When the Penticton Vees 2019-20 schedule was released, we noted not so much the six road games to start the season, but the nine home games to finish.

We wondered if the Vees would be close enough to make a run at the Interior Division pennant with all that home cooking stashed away for February.

But here we are, with the 29-game slate of road games complete, and the Vees cruising into the aforementioned stretch of nine home games with a 12-point lead over their nearest rival (Trail), and the celebration of a ninth straight Interior pennant now just a matter of when, not if.

The Vees, motivated by last season’s stunning first-round playoff defeat, charged out of the gate by winning all six of the road games, and tacked on five more wins to take the streak to 11 before finally losing 4-0 in Alberni in Game 12.

Penticton endured a few bumps in November and December, were challenged briefly by Salmon Arm and then by Trail, but GM/head coach Fred Harbinson made some shrewd personnel moves, the team overcame some injury issues before running away and hiding by starting 2020 on a 10-1 run. January will almost certainly end at 11-1 with freefalling Merritt visiting again on Friday after losing 9-1 at the SOEC a week ago.

The Vees magic number is down to 10 points – any combination of Vees points gained and Trail points lost adding up to 10 – to lock down Harbinson’s 10th pennant in 13 seasons at the helm.

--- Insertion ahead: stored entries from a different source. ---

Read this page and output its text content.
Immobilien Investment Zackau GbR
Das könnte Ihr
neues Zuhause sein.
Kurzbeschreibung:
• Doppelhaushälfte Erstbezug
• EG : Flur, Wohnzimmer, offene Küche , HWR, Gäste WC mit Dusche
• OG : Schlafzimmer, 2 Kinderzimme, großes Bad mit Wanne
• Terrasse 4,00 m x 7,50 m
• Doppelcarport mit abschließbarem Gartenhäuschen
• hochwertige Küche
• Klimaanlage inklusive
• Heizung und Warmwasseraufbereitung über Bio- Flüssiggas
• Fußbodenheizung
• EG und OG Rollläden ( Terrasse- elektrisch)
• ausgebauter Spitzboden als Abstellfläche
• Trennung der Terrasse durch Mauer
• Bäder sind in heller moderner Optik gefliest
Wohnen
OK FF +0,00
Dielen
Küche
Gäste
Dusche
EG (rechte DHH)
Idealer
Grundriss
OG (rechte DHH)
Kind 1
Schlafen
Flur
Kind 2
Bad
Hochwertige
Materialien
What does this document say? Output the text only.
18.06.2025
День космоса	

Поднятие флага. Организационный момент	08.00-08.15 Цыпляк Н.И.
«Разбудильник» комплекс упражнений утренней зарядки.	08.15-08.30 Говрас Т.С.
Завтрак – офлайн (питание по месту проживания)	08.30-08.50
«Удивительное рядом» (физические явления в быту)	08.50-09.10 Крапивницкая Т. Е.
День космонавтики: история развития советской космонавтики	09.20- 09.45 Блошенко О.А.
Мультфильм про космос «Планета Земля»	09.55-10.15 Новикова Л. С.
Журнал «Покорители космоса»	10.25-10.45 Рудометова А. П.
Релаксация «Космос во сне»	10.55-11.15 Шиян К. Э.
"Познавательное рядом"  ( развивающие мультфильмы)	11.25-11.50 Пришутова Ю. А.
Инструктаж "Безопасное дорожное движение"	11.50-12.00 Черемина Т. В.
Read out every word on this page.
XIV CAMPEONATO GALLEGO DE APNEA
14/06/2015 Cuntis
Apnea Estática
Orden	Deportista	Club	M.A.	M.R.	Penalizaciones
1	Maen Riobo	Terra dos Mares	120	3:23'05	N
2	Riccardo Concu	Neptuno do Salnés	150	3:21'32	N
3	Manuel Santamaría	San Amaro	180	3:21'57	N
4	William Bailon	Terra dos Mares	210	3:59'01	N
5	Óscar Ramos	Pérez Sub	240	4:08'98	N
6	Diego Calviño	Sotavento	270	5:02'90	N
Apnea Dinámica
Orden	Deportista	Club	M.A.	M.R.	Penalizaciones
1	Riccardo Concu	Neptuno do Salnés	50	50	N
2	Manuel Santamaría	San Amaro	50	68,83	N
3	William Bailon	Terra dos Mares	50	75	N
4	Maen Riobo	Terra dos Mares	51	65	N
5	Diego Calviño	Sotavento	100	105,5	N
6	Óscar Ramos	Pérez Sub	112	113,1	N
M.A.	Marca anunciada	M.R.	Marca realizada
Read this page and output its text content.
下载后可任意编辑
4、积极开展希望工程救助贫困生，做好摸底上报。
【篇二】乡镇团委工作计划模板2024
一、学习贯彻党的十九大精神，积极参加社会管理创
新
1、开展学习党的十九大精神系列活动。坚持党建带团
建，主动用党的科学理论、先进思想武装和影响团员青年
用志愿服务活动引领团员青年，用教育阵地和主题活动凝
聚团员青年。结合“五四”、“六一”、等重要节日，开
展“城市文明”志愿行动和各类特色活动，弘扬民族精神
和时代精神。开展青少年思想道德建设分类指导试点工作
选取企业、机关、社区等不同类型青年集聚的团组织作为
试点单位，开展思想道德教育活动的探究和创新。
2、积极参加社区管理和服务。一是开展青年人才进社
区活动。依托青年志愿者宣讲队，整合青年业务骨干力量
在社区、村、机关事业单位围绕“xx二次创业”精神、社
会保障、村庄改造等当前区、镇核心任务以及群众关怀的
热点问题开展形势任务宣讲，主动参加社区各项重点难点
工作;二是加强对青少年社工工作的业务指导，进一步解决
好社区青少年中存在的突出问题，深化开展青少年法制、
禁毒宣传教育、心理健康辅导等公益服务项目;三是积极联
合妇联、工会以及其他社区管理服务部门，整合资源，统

It of course guarantees nothing once Feb. 28 rolls around and the puck drops on the post-season. The Vees had a terrific regular season in 2018-19 but the season ended in stunning fashion when Mike Vandekamp’s Cowichan Valley Capitals beat Penticton in six games – the first time in Harbinson’s tenure his team lost in Round 1.

That’s not apt to happen this time around. The Vees will likely play a West Kelowna team hugely overmatched (on paper) in Round 1. But, more significantly, the Vees are simply far better equipped for a lengthy post-season run this time around.

Penticton has the prototype lineup with two talented scoring lines, a third line that can shut down the opposition’s top line and produce offensively, and a fourth line that provides energy, grit and speed.

The defence features three quality pairings with size, skill and speed. And what about the goaltending? Yaniv Perets and Carl Stankowski have been spectacular. As we’ve been reminded all along, this is a great league and your goaltender is going to be tested. Rarely has either member of this fine duo not emerged with flying colours.

It’s a team with a terrific blend of speed, skill and physicality, playing within a structured system that has seen the Vees allow one goal or fewer in eight of their last 14 games. They’ve scored the most goals in the league (187), surrendered the third fewest (114), and feature solid and versatile special teams.

After the remarkable 11-game start, the Vees did taper off a bit and Harbinson was quick to make some personnel adjustments. The Vees are hosting the Centennial Cup next season, but Harbinson and Co. want to take a serious run at this year’s too.

Forward Darwin Lakoduc and defencemen Nico Somerville were real nice pick-ups from a rebuilding Victoria team. Harbinson was breathing sigh of relief after getting the 20-year-old Somerville, especially when fellow rearguard Cade Webber was lost for the season due to a lower-body injury.

Three other shrewd acquisitions were Stankowski, and forwards Tyler Ho and Drew Elser.

Ho has been a revelation on that shut-down line, bringing terrific speed and a nice haul of 11 goals and 19 points in 33 games. Elser came back at the deadline after concussion issues put his career on hold for over a year and looks like the perfect fit on that energy line with Lakoduc and Jack Barnes.

The Vees have some forward depth with Liam Noble, while Harbinson has loaded the cupboard with some quality major midget and Junior-B affiliated players should the need arise. All the APs would be eligible to join the Vees full-time once their respective teams are finished for the season.

So, we go into these last nine home games with excitement and anticipation. The Vees will be challenged in these games with two against Wenatchee to end the season, and one each against Vernon, Salmon Arm, Surrey and an eagerly-awaited matchup with Coquitlam. Merritt, West Kelowna and Alberni are the other matchups.

Harbinson and his staff will be able to tinker with some things, give some players a bit of rest and work some others into the lineup. But the Vees will want to keep the foot down here. And, of course, they still have a chance to track down Coquitlam for first place overall and the Ron Boileau Memorial Trophy.

The Express are three points ahead of the Vees with three games in hand, so it will be a tough ask for Penticton. Still, that’s a game (on Feb. 14) the Vees will dearly want to win after the Express blasted a beaten-up Penticton squad 7-2 in the second game of a back-to-back midweek trip to Langley and Coquitlam in November.

Not to mention the fact former Vees captain Massimo Rizzo now plays for Coquitlam and has tallied 31 points in 31 games. It should be a juicy Valentine’s Day matchup.

The Vees aren’t lamenting the loss of Rizzo in the off-season trade that brought Alex DiPaolo to Penticton. After all, the Vees turned DiPaolo and seldom-used defenceman Colton Kitchen into Somerville. Besides, there were a lot of other circumstances that surrounded the Rizzo trade.

All’s well that ends well. Who knows, maybe the teams will see other again in April. Wouldn’t that be cool?

There’s a lot of heavy lifting to be done before that can happen for both teams. It’s a great league. Coach Harbinson will never let us – or his players - forget that.

David Crompton is a sports reporter at the Penticton Herald.